Among people living with type 2 diabetes, an estimated 63 million people need insulin as part of their treatment, but only about half are treated with it.

In 2013, WHO predicted that diabetes would rise to 4.5 per cent from 3.3 per cent in Kenya by 2025.

The report further reveals that insulins and associated devices are neither available nor affordable if available in many countries.
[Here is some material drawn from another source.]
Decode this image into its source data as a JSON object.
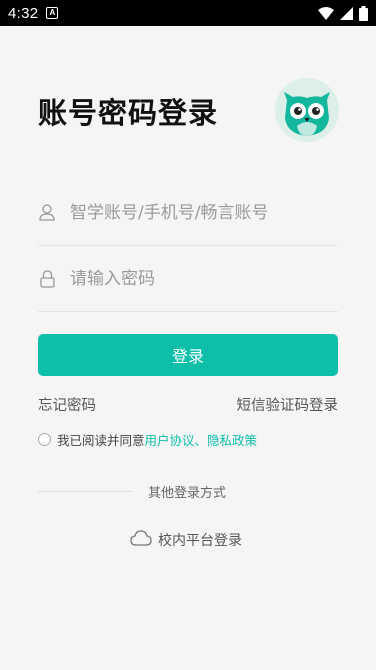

“One of the reasons for this may be due to the significant market shift in the types of insulin being used. Since the introduction of higher-priced insulin analogs in the 2000s, their use has increased in place of human insulin. While this trend has been observed initially in high and middle-income countries, it is now being seen in low-income countries. This shift is concerning for several reasons,” the report reads in part.

The report has recommended that insulin be made accessible globally through better policies and targeted interventions.

“This would have an immediate effect on the disease burden associated with diabetes and improve the lives of millions of people. Implementing such actions would allow the global community to carry on the legacy and goodwill of the discoverers of insulin and keep their promise that insulin belongs to the world,” the report read in part.